Wesley war ein einfacher Mann, seit zwei Jahren Witwer, der jeden Tag darum kämpfte, seine kleine Tochter Mariana allein großzuziehen. Seit dem Tod seiner Frau tat er alles, damit es seiner Tochter nie an Liebe fehlte, auch wenn das Geld kaum für das Nötigste reichte.
An einem Samstagmorgen beschloss er, auf den Flohmarkt im Viertel zu gehen. Mariana wuchs, und der alte Kinderwagen war kaputt. Nach langem Suchen und einigen Verhandlungen gelang es Wesley, einen gebrauchten Kinderwagen für nur 30 Reais zu kaufen. Er war nicht neu, wirkte aber stabil und gut gepflegt.
— Endlich, mein Schatz — sagte er lächelnd zu seiner Tochter. — Papa hat dir einen neuen Kinderwagen gekauft. Lass uns nach Hause gehen, ihn gründlich reinigen, und dann kannst du dich darin ausruhen, ja?
Zu Hause entfernte Wesley den Staub, reinigte die Räder und richtete den gepolsterten Sitz her. Obwohl er gebraucht war, sah der Kinderwagen in sehr gutem Zustand aus. Er beschloss, Mariana eine kleine Runde durch das Wohnzimmer zu fahren, und setzte sie vorsichtig hinein.
Da hörte er plötzlich ein seltsames Knarren, das von unter dem Sitz kam.
— Was ist das für ein Geräusch? — murmelte er besorgt.
Er nahm Mariana sofort aus dem Kinderwagen und legte sie behutsam auf das Sofa. Vorsichtig hob er das Sitzkissen an und bemerkte etwas Ungewöhnliches. Dort war ein kleines Objekt versteckt. Er zog es heraus und fand einen zusammengefalteten, vom Alter vergilbten Zettel.
— Was ist das? — fragte er sich, sein Herz klopfte schneller.
Als Wesley den Zettel öffnete, erkannte er, dass es sich um eine handgeschriebene Nachricht handelte. Die Schrift war zart, aber bestimmt.

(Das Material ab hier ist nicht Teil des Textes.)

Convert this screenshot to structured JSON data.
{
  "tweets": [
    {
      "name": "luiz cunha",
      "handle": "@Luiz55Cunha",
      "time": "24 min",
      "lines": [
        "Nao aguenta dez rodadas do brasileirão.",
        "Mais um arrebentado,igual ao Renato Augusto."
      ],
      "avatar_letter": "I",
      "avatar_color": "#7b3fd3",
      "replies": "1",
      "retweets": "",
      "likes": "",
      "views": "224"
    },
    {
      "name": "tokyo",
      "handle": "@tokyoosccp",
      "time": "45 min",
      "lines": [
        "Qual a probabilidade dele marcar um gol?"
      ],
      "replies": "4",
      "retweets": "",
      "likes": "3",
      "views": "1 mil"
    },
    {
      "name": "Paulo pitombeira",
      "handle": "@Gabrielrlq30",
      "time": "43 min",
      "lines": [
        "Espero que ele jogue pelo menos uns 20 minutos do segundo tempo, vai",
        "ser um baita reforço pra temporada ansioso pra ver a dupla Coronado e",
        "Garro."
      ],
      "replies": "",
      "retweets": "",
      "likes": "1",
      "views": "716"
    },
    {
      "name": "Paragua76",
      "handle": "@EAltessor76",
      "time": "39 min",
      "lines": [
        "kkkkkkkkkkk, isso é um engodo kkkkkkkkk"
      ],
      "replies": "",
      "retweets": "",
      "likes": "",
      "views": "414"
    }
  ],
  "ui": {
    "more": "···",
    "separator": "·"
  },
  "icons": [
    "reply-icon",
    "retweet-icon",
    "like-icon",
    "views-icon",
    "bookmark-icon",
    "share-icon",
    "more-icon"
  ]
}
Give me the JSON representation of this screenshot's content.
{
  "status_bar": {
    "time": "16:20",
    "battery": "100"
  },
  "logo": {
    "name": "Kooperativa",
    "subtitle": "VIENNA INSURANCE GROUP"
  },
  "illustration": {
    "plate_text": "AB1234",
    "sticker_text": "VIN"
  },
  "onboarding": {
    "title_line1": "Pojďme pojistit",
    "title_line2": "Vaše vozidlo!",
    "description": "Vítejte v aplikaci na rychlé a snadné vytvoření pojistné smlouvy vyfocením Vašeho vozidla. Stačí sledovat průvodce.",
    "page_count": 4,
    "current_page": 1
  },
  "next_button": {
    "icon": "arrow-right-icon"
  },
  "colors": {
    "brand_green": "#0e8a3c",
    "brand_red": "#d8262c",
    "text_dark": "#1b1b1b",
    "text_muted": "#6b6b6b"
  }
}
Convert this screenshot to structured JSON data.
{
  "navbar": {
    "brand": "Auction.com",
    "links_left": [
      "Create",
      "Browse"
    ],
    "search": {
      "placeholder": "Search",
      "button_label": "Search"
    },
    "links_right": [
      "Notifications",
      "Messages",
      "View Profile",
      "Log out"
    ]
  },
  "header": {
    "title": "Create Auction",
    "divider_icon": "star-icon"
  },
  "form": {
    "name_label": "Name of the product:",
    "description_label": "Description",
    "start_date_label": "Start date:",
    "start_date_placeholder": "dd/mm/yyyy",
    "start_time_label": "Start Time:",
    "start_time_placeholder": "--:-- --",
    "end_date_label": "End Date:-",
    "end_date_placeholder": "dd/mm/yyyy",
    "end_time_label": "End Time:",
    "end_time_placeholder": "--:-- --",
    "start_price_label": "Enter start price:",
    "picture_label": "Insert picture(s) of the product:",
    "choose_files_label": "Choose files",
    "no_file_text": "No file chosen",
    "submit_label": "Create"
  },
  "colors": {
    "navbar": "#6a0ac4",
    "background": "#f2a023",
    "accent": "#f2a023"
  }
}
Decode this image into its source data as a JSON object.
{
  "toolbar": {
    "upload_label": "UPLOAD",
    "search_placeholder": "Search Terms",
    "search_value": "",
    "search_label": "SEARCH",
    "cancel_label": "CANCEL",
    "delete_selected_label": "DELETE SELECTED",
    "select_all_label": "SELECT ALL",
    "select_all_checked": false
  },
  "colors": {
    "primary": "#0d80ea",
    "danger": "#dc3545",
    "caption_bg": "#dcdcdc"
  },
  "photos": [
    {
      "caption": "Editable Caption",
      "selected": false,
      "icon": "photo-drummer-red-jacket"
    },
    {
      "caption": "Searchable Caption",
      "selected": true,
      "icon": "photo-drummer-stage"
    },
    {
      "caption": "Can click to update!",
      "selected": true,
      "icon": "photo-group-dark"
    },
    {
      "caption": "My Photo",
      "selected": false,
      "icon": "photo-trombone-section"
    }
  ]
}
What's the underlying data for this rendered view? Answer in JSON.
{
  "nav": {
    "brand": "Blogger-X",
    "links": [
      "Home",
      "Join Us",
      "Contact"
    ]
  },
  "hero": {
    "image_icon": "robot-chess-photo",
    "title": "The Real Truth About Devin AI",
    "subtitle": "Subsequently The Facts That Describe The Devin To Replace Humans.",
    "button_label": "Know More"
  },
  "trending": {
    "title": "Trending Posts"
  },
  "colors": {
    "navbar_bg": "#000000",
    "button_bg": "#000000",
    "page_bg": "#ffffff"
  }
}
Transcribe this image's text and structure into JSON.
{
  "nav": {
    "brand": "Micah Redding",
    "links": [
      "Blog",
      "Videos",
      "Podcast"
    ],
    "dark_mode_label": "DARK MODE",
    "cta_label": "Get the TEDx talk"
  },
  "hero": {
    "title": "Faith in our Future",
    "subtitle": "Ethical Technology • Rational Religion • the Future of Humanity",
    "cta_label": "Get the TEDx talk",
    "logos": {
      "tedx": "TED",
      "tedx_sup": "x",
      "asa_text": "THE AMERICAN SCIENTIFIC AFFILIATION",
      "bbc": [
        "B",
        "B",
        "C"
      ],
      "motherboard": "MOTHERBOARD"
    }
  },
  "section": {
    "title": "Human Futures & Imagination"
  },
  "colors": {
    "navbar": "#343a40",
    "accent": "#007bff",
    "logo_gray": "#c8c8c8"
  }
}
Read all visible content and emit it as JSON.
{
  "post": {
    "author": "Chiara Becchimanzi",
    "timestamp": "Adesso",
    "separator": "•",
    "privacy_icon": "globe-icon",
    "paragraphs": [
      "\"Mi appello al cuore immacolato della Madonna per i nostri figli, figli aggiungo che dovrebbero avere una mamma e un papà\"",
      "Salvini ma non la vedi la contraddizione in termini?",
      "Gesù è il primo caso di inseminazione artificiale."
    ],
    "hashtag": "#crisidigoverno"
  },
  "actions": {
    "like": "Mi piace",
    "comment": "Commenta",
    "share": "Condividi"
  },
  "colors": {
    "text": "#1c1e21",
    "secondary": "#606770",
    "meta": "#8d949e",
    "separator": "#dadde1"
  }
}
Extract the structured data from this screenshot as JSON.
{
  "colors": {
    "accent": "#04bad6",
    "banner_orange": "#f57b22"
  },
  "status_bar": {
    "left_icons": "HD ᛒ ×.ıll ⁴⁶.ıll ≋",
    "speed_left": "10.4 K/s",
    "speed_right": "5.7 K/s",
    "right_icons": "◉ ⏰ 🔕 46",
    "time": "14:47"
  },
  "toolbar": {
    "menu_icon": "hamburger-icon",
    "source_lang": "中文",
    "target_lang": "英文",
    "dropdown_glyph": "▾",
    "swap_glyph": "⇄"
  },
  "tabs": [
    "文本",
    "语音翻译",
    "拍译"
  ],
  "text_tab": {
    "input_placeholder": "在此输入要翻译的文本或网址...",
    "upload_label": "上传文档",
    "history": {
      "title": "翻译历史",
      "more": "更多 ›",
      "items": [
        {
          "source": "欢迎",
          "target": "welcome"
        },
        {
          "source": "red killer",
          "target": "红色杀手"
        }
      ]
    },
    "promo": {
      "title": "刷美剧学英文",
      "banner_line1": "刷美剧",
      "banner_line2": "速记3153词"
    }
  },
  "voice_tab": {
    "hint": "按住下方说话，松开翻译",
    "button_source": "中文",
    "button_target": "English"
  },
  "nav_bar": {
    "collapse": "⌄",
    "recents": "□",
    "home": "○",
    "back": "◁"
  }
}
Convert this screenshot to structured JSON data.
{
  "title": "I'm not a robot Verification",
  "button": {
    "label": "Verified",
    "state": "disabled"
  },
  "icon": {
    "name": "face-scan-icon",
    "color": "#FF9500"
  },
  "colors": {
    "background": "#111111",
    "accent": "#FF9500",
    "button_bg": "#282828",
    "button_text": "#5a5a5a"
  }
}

Er begann zu lesen — und war völlig erstaunt.
Die Nachricht lautete:
“Wenn Sie diese Nachricht gefunden haben, wissen Sie, dass dieser Kinderwagen sehr geliebt wurde. Ich habe ihn für meine Tochter gekauft, aber leider konnte ich nicht bei ihr bleiben. Wenn auch Sie schwere Zeiten durchmachen, hoffe ich, dass dies Ihnen hilft.”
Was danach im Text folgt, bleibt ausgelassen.